Dalam Teori Kritis, realitas tidak dimaknai sebagai sesuatu yang apa adanya dan terpisah dari konstruksi sejarah, sosial, ekonomi, politik dan budaya. Realitas selalu terbangun dari hasil kontradiksi-kontradiksi yang terbentuk dalam masyarakat. Sebuah fakta atau realitas tidaklah stagnan dan berhenti, melainkan selalu bergerak, berubah dan berkembang.

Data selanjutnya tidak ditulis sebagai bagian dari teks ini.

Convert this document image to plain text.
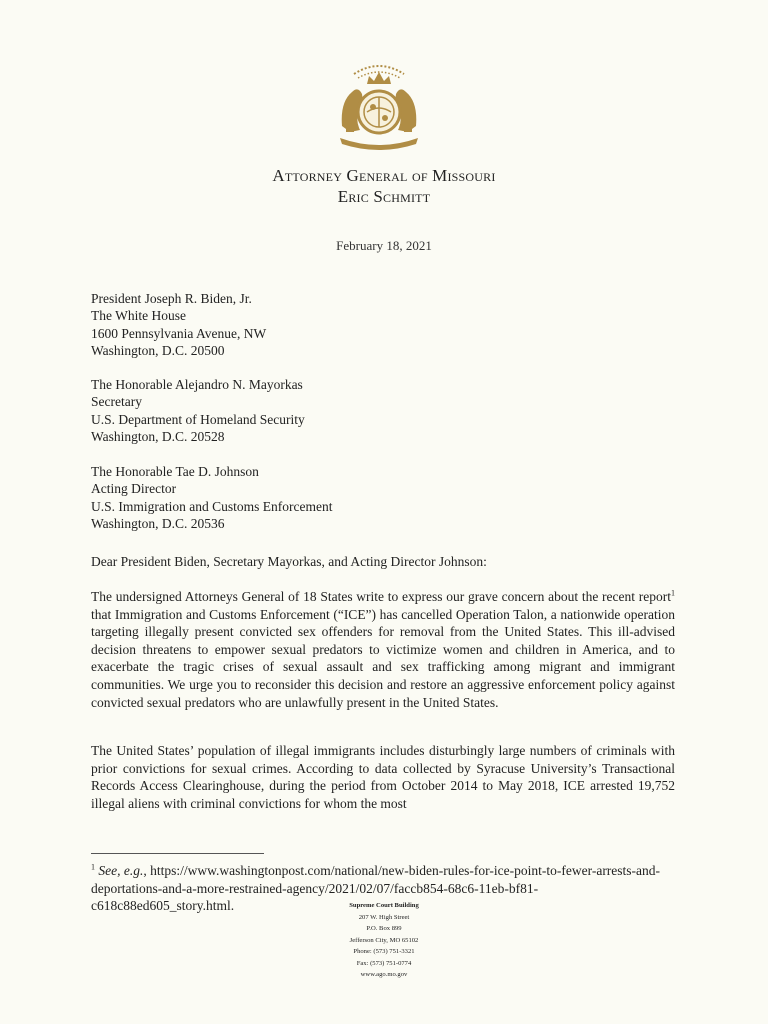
Attorney General of Missouri
Eric Schmitt
February 18, 2021
President Joseph R. Biden, Jr.
The White House
1600 Pennsylvania Avenue, NW
Washington, D.C. 20500
The Honorable Alejandro N. Mayorkas
Secretary
U.S. Department of Homeland Security
Washington, D.C. 20528
The Honorable Tae D. Johnson
Acting Director
U.S. Immigration and Customs Enforcement
Washington, D.C. 20536
Dear President Biden, Secretary Mayorkas, and Acting Director Johnson:
The undersigned Attorneys General of 18 States write to express our grave concern about the recent report$^1$ that Immigration and Customs Enforcement (“ICE”) has cancelled Operation Talon, a nationwide operation targeting illegally present convicted sex offenders for removal from the United States. This ill-advised decision threatens to empower sexual predators to victimize women and children in America, and to exacerbate the tragic crises of sexual assault and sex trafficking among migrant and immigrant communities. We urge you to reconsider this decision and restore an aggressive enforcement policy against convicted sexual predators who are unlawfully present in the United States.
The United States’ population of illegal immigrants includes disturbingly large numbers of criminals with prior convictions for sexual crimes. According to data collected by Syracuse University’s Transactional Records Access Clearinghouse, during the period from October 2014 to May 2018, ICE arrested 19,752 illegal aliens with criminal convictions for whom the most
$^1$ See, e.g., https://www.washingtonpost.com/national/new-biden-rules-for-ice-point-to-fewer-arrests-and-deportations-and-a-more-restrained-agency/2021/02/07/faccb854-68c6-11eb-bf81-c618c88ed605_story.html.	Supreme Court Building
207 W. High Street
P.O. Box 899
Jefferson City, MO 65102
Phone: (573) 751-3321
Fax: (573) 751-0774
www.ago.mo.gov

Komunikasi, terutama melalui media memainkan peran khusus dalam mempengaruhi budaya tertentu melalui penyebaran informasi. Media sangat penting karena mereka menampilkan langsung cara memandang realita. Meskipun media menggambarkan ideologi secara eksplisit dan langsung, suara yang menentang akan selalu ada sebagai bagian dari perjuangan dialektis antar kelompok dalam masyarakat. Media tetap saja dikuasai oleh ideologi yang berkuasa, oleh sebab itu mereka menghadapi suara-suara yang menentang dari dalam kerangka ideology yang dominan, yang mendatangkan pengaruh pada pendefinisian kelompok-kelompok sebagai “batas”. Ironi dari media terutama televisi

adalah bahwa mereka menampilkan ilusi keragaman dan objektifitas, sementara dalam kenyataannya mereka merupakan instrument-instrumen yang jelas dari tatanan yang dominan. Para produser mengendalikan isi media melalui cara-cara tertentu untuk menyandikan pesan-pesan. Bagi Hall dan koleganya (dalam pendekatan poststrukturalis) , interpretasi teks-teks media selalu terjadi dalam perjuangan untuk memegang kendali ideologi. Dengan demikian sasaran utama studi budaya adalah untuk mengekspos bagaimana ideologi dari kelompok yang kuat dipertahankan dengan sungguh-sungguh dan bagaimana ideologi tersebut bisa ditentang untuk menumbangkan sistem kekuasaan yang menekan hak-hak kelompok tertentu.